Overall, representation of lesbian, gay, transgender, or queer characters was slightly higher in 2016 than 2015. GLAAD reports that 18.4 percent of the industry’s top 125 films included a LGBTQ character. However, gay men still make up a whopping 83 percent of these characters, and of the 70 LGBTQ characters that GLAAD identified (up from 47 the year before), 14 of them were back-up dancers in one musical number in The Lonely Island’s summer comedy Popstar.

Racial diversity in films with LGBTQ representation decreased in 2016, with characters played by people of color down to 20 percent from 25.5 percent in 2015 and 32.1 percent in 2014.

Disney performed the worst of all the major studios

The report also tracks representation by individual major film studios, awarding only Paramount and Universal Pictures ratings of “poor” rather than “failing.” Paramount released 15 films last year, five of which featured LGBTQ characters — but GLAAD also points out that Zoolander 2 (the subject of an online boycott) was riddled with terrible, stereotypical parts for these characters, often setting up LGBTQ people as a punchline. Universal released 17 movies, and featured an LGBTQ character in five. GLAAD compliments storylines in Popstar, My Big Fat Greek Wedding 2, and Neighbors 2, but dings the Coen brothers’ Hail Caesar! for using “offensive” and “overdone” stereotypes of closeted but semi-predatory gay characters. Warner Bros., 20th Century Fox, Lionsgate, Sony, and Disney all featured LGBTQ characters in 21 percent of their films or less. Disney was the worst performer, with only 8 percent of its 2016 releases including any LGBTQ representation.

“The bars are not being moved,” GLAAD president Sarah Kate Ellis told Variety, “It is not getting better.”

Of course, it’s important to remember that the numbers, bad enough on the surface, are also just a starting point when discussing representation — thinly written LGBTQ characters don’t represent anybody.

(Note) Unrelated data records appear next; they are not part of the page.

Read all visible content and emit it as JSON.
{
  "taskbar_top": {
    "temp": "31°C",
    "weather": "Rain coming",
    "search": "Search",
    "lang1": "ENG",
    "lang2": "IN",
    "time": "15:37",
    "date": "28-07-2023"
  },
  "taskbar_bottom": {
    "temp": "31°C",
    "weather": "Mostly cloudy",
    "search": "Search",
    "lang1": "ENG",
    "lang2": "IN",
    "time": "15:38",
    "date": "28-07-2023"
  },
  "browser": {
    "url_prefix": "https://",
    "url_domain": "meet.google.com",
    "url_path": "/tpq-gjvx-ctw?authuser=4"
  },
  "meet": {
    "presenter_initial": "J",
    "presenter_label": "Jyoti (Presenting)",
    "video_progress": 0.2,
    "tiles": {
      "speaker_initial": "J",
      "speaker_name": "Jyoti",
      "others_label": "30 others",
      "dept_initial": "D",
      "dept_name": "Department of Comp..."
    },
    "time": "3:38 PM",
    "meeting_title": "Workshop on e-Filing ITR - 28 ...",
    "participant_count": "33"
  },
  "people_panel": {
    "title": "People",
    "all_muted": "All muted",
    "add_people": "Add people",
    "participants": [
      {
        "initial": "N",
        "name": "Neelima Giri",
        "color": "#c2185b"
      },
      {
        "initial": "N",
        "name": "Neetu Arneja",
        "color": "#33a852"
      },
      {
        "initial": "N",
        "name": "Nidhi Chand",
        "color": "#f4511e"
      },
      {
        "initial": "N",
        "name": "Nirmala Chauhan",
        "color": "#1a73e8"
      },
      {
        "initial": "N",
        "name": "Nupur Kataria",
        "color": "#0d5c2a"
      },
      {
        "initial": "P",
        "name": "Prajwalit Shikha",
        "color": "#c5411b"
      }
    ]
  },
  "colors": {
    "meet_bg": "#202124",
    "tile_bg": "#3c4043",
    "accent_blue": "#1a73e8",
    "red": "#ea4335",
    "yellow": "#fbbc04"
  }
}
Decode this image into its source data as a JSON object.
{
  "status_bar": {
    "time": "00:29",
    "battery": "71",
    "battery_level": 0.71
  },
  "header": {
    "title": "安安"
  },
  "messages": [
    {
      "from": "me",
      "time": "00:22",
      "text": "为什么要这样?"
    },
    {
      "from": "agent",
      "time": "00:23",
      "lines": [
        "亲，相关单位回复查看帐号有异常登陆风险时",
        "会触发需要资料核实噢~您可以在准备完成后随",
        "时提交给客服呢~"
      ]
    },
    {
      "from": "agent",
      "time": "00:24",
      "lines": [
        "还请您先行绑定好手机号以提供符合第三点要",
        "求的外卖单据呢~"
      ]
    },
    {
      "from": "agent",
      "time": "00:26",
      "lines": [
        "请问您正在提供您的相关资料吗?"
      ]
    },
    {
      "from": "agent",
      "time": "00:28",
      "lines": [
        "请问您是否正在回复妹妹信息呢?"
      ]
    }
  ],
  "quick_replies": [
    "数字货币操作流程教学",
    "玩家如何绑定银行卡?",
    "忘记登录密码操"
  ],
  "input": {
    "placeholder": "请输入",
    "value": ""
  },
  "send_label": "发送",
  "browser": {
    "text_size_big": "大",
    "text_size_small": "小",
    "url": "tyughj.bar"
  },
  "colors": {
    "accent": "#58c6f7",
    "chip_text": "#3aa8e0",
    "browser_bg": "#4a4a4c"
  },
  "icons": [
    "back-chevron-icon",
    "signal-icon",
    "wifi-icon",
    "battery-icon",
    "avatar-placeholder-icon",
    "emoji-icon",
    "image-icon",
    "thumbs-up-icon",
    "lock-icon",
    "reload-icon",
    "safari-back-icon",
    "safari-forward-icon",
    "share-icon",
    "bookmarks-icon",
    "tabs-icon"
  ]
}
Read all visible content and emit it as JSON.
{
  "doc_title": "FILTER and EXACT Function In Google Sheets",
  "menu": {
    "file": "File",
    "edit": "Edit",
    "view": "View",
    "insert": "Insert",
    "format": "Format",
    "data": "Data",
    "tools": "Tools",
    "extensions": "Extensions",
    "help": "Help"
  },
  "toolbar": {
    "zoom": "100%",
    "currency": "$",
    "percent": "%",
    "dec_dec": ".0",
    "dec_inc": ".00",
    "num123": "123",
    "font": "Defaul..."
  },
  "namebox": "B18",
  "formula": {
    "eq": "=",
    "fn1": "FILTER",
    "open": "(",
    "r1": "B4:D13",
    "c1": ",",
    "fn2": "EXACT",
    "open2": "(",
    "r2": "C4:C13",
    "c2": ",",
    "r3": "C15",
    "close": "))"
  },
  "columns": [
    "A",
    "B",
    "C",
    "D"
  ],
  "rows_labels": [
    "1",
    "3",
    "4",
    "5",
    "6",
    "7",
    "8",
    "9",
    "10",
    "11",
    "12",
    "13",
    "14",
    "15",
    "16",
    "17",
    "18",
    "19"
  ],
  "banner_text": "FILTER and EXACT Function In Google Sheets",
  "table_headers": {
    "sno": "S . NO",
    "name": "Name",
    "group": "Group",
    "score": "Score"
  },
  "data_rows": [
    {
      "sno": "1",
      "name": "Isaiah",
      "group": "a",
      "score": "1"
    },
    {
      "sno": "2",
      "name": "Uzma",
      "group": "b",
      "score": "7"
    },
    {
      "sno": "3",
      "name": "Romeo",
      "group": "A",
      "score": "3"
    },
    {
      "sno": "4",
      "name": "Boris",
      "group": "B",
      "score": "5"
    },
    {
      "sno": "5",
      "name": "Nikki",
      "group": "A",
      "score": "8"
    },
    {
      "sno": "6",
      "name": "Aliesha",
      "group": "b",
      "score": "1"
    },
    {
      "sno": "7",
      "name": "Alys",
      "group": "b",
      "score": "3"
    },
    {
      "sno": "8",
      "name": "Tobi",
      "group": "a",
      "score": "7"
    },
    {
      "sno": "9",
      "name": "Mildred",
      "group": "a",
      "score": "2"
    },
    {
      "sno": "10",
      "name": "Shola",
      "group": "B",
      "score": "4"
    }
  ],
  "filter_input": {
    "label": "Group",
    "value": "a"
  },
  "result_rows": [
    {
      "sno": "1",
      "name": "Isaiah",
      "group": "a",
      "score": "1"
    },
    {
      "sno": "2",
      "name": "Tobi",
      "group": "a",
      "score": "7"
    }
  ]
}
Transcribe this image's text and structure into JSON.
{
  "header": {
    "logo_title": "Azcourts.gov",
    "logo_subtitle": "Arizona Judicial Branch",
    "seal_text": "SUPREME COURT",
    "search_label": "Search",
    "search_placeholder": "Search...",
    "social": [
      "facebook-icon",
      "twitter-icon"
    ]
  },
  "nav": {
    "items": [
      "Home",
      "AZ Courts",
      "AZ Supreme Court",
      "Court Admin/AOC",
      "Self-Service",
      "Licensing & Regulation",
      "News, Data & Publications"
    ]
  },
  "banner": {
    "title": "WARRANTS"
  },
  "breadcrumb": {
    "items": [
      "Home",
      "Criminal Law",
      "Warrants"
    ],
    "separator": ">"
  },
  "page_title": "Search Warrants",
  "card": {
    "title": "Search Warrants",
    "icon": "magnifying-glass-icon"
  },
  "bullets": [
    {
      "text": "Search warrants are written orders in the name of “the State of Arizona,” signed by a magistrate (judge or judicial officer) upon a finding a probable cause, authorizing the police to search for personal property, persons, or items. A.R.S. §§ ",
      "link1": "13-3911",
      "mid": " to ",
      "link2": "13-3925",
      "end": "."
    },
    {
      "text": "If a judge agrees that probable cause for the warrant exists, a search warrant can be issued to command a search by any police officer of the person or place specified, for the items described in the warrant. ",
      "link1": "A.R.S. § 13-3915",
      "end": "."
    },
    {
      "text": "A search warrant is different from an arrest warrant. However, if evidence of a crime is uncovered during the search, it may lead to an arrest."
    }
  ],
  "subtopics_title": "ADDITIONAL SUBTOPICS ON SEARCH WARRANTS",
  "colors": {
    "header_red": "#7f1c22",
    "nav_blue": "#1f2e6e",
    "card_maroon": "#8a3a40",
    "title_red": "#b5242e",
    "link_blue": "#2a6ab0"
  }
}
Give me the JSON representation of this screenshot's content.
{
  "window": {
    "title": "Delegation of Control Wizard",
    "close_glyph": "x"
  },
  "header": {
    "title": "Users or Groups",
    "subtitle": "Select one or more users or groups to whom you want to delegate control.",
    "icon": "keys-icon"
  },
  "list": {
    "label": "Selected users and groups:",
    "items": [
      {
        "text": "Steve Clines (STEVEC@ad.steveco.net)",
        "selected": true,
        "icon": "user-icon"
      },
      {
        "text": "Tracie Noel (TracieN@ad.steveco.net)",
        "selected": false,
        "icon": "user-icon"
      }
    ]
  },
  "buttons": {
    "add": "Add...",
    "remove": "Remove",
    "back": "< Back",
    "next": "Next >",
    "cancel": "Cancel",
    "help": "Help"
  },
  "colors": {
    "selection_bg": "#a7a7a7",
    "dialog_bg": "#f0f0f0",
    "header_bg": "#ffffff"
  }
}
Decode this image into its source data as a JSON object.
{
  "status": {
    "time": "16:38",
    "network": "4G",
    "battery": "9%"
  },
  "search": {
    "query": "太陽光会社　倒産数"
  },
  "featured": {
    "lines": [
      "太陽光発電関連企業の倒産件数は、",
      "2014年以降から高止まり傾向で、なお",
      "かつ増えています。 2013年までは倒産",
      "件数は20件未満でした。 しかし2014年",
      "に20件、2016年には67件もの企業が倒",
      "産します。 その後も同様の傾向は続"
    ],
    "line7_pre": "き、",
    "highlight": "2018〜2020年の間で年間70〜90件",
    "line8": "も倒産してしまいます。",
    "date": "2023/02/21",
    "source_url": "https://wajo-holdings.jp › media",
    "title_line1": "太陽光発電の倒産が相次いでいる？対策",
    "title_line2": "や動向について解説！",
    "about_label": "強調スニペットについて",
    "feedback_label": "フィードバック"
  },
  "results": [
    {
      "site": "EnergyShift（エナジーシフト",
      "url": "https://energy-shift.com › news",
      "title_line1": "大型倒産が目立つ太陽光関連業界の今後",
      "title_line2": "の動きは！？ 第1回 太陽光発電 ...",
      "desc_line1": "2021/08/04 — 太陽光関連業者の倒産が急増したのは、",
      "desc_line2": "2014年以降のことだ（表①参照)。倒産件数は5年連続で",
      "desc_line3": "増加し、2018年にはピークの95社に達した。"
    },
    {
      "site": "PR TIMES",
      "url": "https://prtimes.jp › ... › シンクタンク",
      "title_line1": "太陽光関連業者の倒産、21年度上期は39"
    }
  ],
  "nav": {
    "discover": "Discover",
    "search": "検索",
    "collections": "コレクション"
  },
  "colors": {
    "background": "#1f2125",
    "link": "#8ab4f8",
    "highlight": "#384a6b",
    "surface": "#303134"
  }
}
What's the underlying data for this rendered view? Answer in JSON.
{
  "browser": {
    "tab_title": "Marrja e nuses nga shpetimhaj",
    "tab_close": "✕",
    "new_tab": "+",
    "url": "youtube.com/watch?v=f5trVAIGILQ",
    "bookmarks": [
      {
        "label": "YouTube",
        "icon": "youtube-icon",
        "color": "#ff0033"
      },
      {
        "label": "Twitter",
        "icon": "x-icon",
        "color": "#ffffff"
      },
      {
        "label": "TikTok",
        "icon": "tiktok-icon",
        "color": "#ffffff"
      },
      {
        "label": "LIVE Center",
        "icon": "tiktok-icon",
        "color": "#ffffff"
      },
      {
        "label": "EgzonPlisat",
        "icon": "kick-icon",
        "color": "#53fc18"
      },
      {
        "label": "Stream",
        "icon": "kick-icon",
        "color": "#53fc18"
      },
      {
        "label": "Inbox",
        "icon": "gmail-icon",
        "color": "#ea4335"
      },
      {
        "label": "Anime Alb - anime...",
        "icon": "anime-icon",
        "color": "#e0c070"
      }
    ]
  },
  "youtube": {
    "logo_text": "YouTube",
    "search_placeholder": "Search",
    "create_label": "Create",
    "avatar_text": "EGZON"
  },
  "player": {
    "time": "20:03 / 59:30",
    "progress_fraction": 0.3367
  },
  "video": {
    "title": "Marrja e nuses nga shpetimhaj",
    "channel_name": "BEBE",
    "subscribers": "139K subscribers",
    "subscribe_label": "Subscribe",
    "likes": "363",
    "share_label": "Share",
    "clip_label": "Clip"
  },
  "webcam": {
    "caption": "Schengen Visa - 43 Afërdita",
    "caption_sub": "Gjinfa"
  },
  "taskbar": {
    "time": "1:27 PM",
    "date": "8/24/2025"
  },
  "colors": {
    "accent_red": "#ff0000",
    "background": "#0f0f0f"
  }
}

Just as important as who’s on the screen, it’s vital to pay attention to who gets the opportunity to write and create the characters. (And despite what Aaron Sorkin might have you believe, that’s pretty easy. Use Google.) Last year’s Best Picture winner, Barry Jenkins’ Moonlight, is an extremely intimate and empathetic portrait of gay black identity, in part because it was written and directed by someone who possessed that experience. It was the center of critical and popular attention for many months, and on top of providing much-clamored-for representation, it did some of the work of setting the bar for these stories going forward.

By contrast, GLAAD’s findings regarding representation on television in 2016 were significantly more optimistic. The organization’s November report showed that LGBTQ characters made up about 4 percent of all TV characters, a number slightly higher than the estimated LGBTQ population in the US. The number of lesbian characters had dipped, but transgender characters doubled year over year, while the number of bisexual characters had increased by 10 percentage points. As usual, the film industry is two or 40 steps behind.